Alle sette e mezza di sera, infat­ti, arriva la sentenza che confer­ma dal primo all’ultimo rigo la condanna di primo grado. Nel trambusto, pochi fanno caso a un dettaglio: i giudici non indi­cano un termine per il deposito delle motivazioni. Vuol dire che valgono i termini strettissi­mi previsti dal codice, e che non vengono mai rispettati. In genere ci si mettono due o tre mesi. Invece tra quindici giorni le motivazioni della condanna di ieri verranno depositate in cancelleria.

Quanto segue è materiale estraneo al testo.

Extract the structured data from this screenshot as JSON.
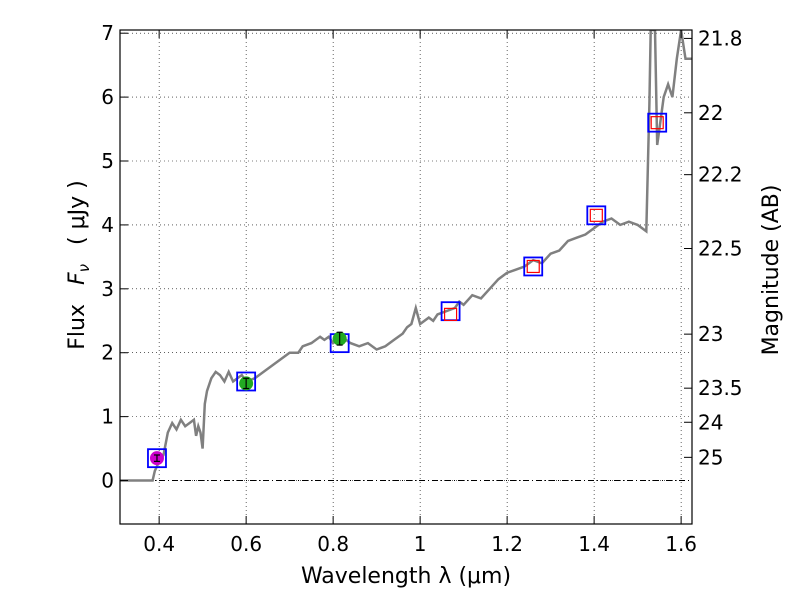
{
  "chart_data": {
    "type": "scatter",
    "title": "",
    "xlabel": "Wavelength  λ (μm)",
    "ylabel_parts": {
      "prefix": "Flux",
      "symbol": "F",
      "subscript": "ν",
      "unit": "( μJy )"
    },
    "ylabel": "Flux  Fν  ( μJy )",
    "y2label": "Magnitude (AB)",
    "xlim": [
      0.31,
      1.625
    ],
    "ylim": [
      -0.68,
      7.05
    ],
    "xticks": [
      0.4,
      0.6,
      0.8,
      1.0,
      1.2,
      1.4,
      1.6
    ],
    "xtick_labels": [
      "0.4",
      "0.6",
      "0.8",
      "1",
      "1.2",
      "1.4",
      "1.6"
    ],
    "yticks": [
      0,
      1,
      2,
      3,
      4,
      5,
      6,
      7
    ],
    "ytick_labels": [
      "0",
      "1",
      "2",
      "3",
      "4",
      "5",
      "6",
      "7"
    ],
    "y2ticks": [
      {
        "label": "21.8",
        "mag": 21.8
      },
      {
        "label": "22",
        "mag": 22.0
      },
      {
        "label": "22.2",
        "mag": 22.2
      },
      {
        "label": "22.5",
        "mag": 22.5
      },
      {
        "label": "23",
        "mag": 23.0
      },
      {
        "label": "23.5",
        "mag": 23.5
      },
      {
        "label": "24",
        "mag": 24.0
      },
      {
        "label": "25",
        "mag": 25.0
      }
    ],
    "grid": true,
    "zero_line": true,
    "series": [
      {
        "name": "model_spectrum",
        "kind": "line",
        "color": "#808080",
        "points": [
          [
            0.31,
            0.0
          ],
          [
            0.385,
            0.0
          ],
          [
            0.39,
            0.15
          ],
          [
            0.4,
            0.3
          ],
          [
            0.41,
            0.4
          ],
          [
            0.42,
            0.75
          ],
          [
            0.43,
            0.9
          ],
          [
            0.44,
            0.8
          ],
          [
            0.45,
            0.95
          ],
          [
            0.46,
            0.85
          ],
          [
            0.47,
            0.9
          ],
          [
            0.48,
            0.95
          ],
          [
            0.485,
            0.7
          ],
          [
            0.49,
            0.85
          ],
          [
            0.495,
            0.75
          ],
          [
            0.5,
            0.5
          ],
          [
            0.505,
            1.2
          ],
          [
            0.51,
            1.4
          ],
          [
            0.52,
            1.6
          ],
          [
            0.53,
            1.7
          ],
          [
            0.54,
            1.65
          ],
          [
            0.55,
            1.55
          ],
          [
            0.56,
            1.7
          ],
          [
            0.57,
            1.55
          ],
          [
            0.58,
            1.6
          ],
          [
            0.59,
            1.65
          ],
          [
            0.6,
            1.55
          ],
          [
            0.62,
            1.6
          ],
          [
            0.64,
            1.7
          ],
          [
            0.66,
            1.8
          ],
          [
            0.68,
            1.9
          ],
          [
            0.7,
            2.0
          ],
          [
            0.72,
            2.0
          ],
          [
            0.73,
            2.1
          ],
          [
            0.75,
            2.15
          ],
          [
            0.77,
            2.25
          ],
          [
            0.78,
            2.2
          ],
          [
            0.79,
            2.25
          ],
          [
            0.8,
            2.15
          ],
          [
            0.81,
            2.2
          ],
          [
            0.82,
            2.25
          ],
          [
            0.84,
            2.15
          ],
          [
            0.86,
            2.1
          ],
          [
            0.88,
            2.15
          ],
          [
            0.9,
            2.05
          ],
          [
            0.92,
            2.1
          ],
          [
            0.94,
            2.2
          ],
          [
            0.96,
            2.3
          ],
          [
            0.97,
            2.4
          ],
          [
            0.98,
            2.45
          ],
          [
            0.99,
            2.7
          ],
          [
            1.0,
            2.45
          ],
          [
            1.02,
            2.55
          ],
          [
            1.03,
            2.5
          ],
          [
            1.04,
            2.6
          ],
          [
            1.06,
            2.65
          ],
          [
            1.08,
            2.7
          ],
          [
            1.09,
            2.8
          ],
          [
            1.1,
            2.75
          ],
          [
            1.12,
            2.9
          ],
          [
            1.14,
            2.85
          ],
          [
            1.16,
            3.0
          ],
          [
            1.18,
            3.15
          ],
          [
            1.2,
            3.25
          ],
          [
            1.22,
            3.3
          ],
          [
            1.24,
            3.35
          ],
          [
            1.26,
            3.45
          ],
          [
            1.28,
            3.4
          ],
          [
            1.3,
            3.55
          ],
          [
            1.32,
            3.6
          ],
          [
            1.34,
            3.75
          ],
          [
            1.36,
            3.8
          ],
          [
            1.38,
            3.85
          ],
          [
            1.4,
            3.95
          ],
          [
            1.42,
            4.05
          ],
          [
            1.44,
            4.1
          ],
          [
            1.46,
            4.0
          ],
          [
            1.48,
            4.05
          ],
          [
            1.5,
            4.0
          ],
          [
            1.52,
            3.9
          ],
          [
            1.527,
            5.9
          ],
          [
            1.53,
            7.05
          ],
          [
            1.54,
            7.05
          ],
          [
            1.545,
            5.25
          ],
          [
            1.55,
            5.5
          ],
          [
            1.56,
            6.0
          ],
          [
            1.57,
            6.2
          ],
          [
            1.58,
            6.0
          ],
          [
            1.59,
            6.6
          ],
          [
            1.6,
            7.05
          ],
          [
            1.61,
            6.6
          ],
          [
            1.625,
            6.6
          ]
        ]
      },
      {
        "name": "model_photometry",
        "kind": "open-square",
        "edge_color": "#0000ff",
        "points": [
          [
            0.395,
            0.35
          ],
          [
            0.6,
            1.55
          ],
          [
            0.815,
            2.15
          ],
          [
            1.07,
            2.65
          ],
          [
            1.26,
            3.35
          ],
          [
            1.405,
            4.15
          ],
          [
            1.545,
            5.6
          ]
        ]
      },
      {
        "name": "observed_upper_limits",
        "kind": "open-square-small",
        "edge_color": "#ff0000",
        "points": [
          [
            1.07,
            2.6
          ],
          [
            1.26,
            3.35
          ],
          [
            1.405,
            4.15
          ],
          [
            1.545,
            5.6
          ]
        ]
      },
      {
        "name": "observed_detections",
        "kind": "errorbar-point",
        "points": [
          {
            "x": 0.395,
            "y": 0.35,
            "err": 0.05,
            "color": "#cc00cc"
          },
          {
            "x": 0.6,
            "y": 1.52,
            "err": 0.08,
            "color": "#22aa22"
          },
          {
            "x": 0.815,
            "y": 2.22,
            "err": 0.1,
            "color": "#22aa22"
          }
        ]
      }
    ]
  }
}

È quasi il remake di quanto avvenne in primo gra­do, quando le motivazioni ven­nero addirittura lette insieme alla sentenza. Ieri come allora, l’obiettivo dei giudici è evitare il rischio del­la prescrizione. Già a settem­bre la Cas­sazione po­t rebbe emettere la senten­za finale e infliggere a Berlusco­ni la prima condanna definiti­va della sua vita.
Che la Corte d’appello di Mila­no non tenesse in gran conto gli auspici di una via di uscita morbida per il Cavaliere dai suoi guai giudiziari lo si era capito bene già nel febbraio scorso, quando erano state respinte a raffica le richieste di rinvio del­le udienze per gli impegni elettorali, e si era cercato di tenere udienza anche nei giorni in cui Berlusconi era ricoverato in ospedale per l’infezione agli oc­chi. Ieri, la decisione di andare a sentenza senza aspettare la Corte Costituzionale conferma che i tentativi di moral suasion provenienti da Roma non han­no trovato accoglienza tra i giu­dici milanesi. È, paradossal­mente, una decisione che in prospettiva potrebbe danneg­giare il processo: se fosse stata accolta la richiesta di pausa la prescrizione si sarebbe interrot­ta; adesso, invece, se la Corte Costituzionale dovesse dare ra­gione a Berlusconi e ordinare di rifare una parte del processo, la prescrizione sarebbe quasi inevitabile.
Ma sono scenari futuri, di diffici­le pronostico. Per ora sul tavolo c’è il dato oggettivo di una pesante condanna di Silvio Berlu­sconi, che grazie alle motivazio­ni-lampo potrebbe diventare definitiva nel giro di pochi me­si. Dalla Cassazione, dopo la ra­pidità con cui lunedì scorso ha liquidato la sua richiesta di spo­stare i processi a Brescia, Berlu­sconi sa di non potersi aspetta­re granché. Così per il Cavaliere l’ultima trincea diventa quella della Corte Costituzionale, con la sua decisione sul legittimo impedimento. È una decisione che doveva arrivare già il 23 aprile scorso; i giudici si sono riuniti, hanno discusso, secon­do alcune voci hanno anche già deciso (a maggioranza); ma la decisione verrà formalizzata so­lo in una camera di consiglio che verrà fissata entro il mese di giugno. Un ritardo che ieri ha consentito ai giudici milanesi di condannare Berlusconi, an­che se poi tutto dovesse venire annullato.